Über uns

„Eine ganze Welt öffnet sich diesem Erstaunen, dieser Bewunderung, Erkenntnis, Liebe und wird vom Blick aufgesogen.“ (Jean Epstein)

Notiz zu An Injury to One von Travis Wilkerson

Text: Ronny Günl

Wie Travis Wilkerson seinem Film emphatisch vorausschickt, wäre es notwendig, mit der Welt in Harmonie zusammenzuleben. Auch wenn man sich unter dieser Aussage wenig Konkretes vorstellen mag, lässt sich wohl unmöglich über die verheerenden Auswirkungen des Kapitalismus und seiner Krisen hinwegblicken. So sind für Wilkerson die verseuchten, toten Gänse, die 1996 in der Nähe des Berkeley Pit, eine geflutete Kupfermine in Montana, gefunden wurden, nicht nur ein Hinweis für die Geschichte einer Umweltzerstörung, sondern auch die eines Verbrechens ohne Beweise. Es handelt sich um die Ermordung des Gewerkschaftsanführers Frank Little im Jahr 1917. Dieser agitierte die Arbeiter der Anaconda Copper Mine und verband dies zugleich mit seinem Kampf für Bürgerrechte. Liberalismus und Klassenkampf kamen sich vor dem Hintergrund einer menschenverzehrenden Kriegsindustrie, die in der Grube mehr Tote als in den Schützengräben hervorbrachte, in seiner Person gefährlich nah.
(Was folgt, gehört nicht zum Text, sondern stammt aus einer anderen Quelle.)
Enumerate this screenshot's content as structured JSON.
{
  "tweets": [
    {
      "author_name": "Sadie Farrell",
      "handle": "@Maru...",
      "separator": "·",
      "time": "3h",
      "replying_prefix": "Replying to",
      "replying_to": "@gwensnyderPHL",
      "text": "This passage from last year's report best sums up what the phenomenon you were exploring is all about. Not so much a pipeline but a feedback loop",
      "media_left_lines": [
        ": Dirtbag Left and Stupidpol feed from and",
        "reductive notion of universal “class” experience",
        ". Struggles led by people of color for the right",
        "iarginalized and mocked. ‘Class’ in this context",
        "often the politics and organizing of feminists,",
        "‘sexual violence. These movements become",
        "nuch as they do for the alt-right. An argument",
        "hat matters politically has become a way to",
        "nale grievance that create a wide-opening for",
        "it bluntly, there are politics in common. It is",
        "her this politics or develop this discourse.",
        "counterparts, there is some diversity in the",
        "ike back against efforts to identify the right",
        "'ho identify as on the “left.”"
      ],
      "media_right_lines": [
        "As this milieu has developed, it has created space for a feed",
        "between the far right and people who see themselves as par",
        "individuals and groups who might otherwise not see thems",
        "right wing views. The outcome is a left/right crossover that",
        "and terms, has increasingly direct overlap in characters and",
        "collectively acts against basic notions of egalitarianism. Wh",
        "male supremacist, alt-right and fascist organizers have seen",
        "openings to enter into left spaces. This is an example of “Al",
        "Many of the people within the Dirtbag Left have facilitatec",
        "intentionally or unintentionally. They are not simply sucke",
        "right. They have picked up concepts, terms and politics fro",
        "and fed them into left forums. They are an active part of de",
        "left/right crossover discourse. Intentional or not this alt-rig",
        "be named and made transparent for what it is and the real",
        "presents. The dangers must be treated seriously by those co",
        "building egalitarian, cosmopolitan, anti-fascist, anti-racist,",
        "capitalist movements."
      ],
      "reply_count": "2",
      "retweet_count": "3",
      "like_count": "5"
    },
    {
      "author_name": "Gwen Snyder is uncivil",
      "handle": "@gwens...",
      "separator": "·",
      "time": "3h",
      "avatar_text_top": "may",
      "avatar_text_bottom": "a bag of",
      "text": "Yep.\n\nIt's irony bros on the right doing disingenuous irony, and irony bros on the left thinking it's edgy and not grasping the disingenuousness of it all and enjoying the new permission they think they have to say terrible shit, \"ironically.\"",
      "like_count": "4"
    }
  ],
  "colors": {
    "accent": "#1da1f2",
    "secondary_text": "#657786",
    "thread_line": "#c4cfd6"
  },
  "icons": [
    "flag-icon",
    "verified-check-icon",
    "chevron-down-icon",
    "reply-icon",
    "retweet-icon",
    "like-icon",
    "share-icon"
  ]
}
Unbekannte Täter erhängten ihn und versahen seine Leiche mit einer Warnung an alle anderen Aufrührer in den Reihen der Gewerkschaften.

Diese brutale Form der Gewalt befremdet unter anderem aus jenem Grund, da man sie wohl eher in feudalen Gesellschaften, jedoch nicht in der Moderne vermuten würde. Mit der Chiffre des McCarthyismus war derlei Selbstjustiz in den folgenden Jahren nicht mehr notwendig, vielmehr wurde die Repression mit dem Generalverdacht sowjetischer Spionage, wodurch auch zahlreiche Filmemacher und Intellektuelle zur Zielscheibe wurden, in den Staatsapparat integriert. Während im neu prosperierendem Wirtschaftswachstum dank der Krisenlösung des New Deals die kapitalistischen Konkurrenzverhältnisse politisch reguliert wurden, verdunkelte sich im relativen Wohlstand die gewaltvolle Vergangenheit allmählich. So muss trotz Aufschwung aber ein zweifelhaftes Glück geherrscht haben, das für kurze Dauer währte und dessen jähes Verblühen lokale, dafür umso heftigere Konsequenzen begleiteten. Da die Minen über begrenzt-profitable Bodenschätze verfügten, war man gezwungen, sie wenige Jahre nach Inbetriebnahme schon wieder aufzugeben und hinterließ dabei nicht nur anliegende Geisterstädte, sondern auch schwelende Naturkatastrophen, für deren Lösung sich die Trusts nicht mehr in Verantwortung sahen.

All das berichtet An Injury to One in einer stichpunktartigen Chronologie, dessen Kapitel von den wehmütigen, wie enttäuschten Songs der Miners getrennt werden. Wilkerson erzählt dabei, wenn auch mit einigem Pathos, historisch-materialistisch von der im Giftwasser verborgenen Geschichte der Mine, die sich am Fund der toten Tiere entzündet. Statt frei und direkt zu sprechen, wie der Gewerkschaftler und Bürgerrechtler Frank Little forderte, macht sich in diesem historischen Bogen eher die Rhetorik einer freien indirekten Rede bemerkbar, die sich die Vergangenheit aneignet. Wilkerson hat dafür nicht nur die Berkeley-Pit-Katastrophe vor Augen, sondern unausgesprochen auch die sozialen Verwerfungen wiederkehrender Krisen, nicht zuletzt mit der New Economy seit Anfang der 2000er Jahre (jetzt Silizium für Halbleiterchips statt Kupfer für Telefondrähte), deren Spuren sich mitunter in der Ästhetik der parzellierten und übereinandergestapelten Bildern des Films wiederfinden lassen. Es mag überraschen, dass Wilkerson nie aufs Kino stößt, dessen Geschichte sich gleichzeitig mit den Minen entfaltete. Stattdessen erfährt man, was in der Vergangenheit geschah und sich in den folgenden Generationen wiederholte und diese überdauerte. Etwas, das dem Kino dann doch gar nicht so fremd ist.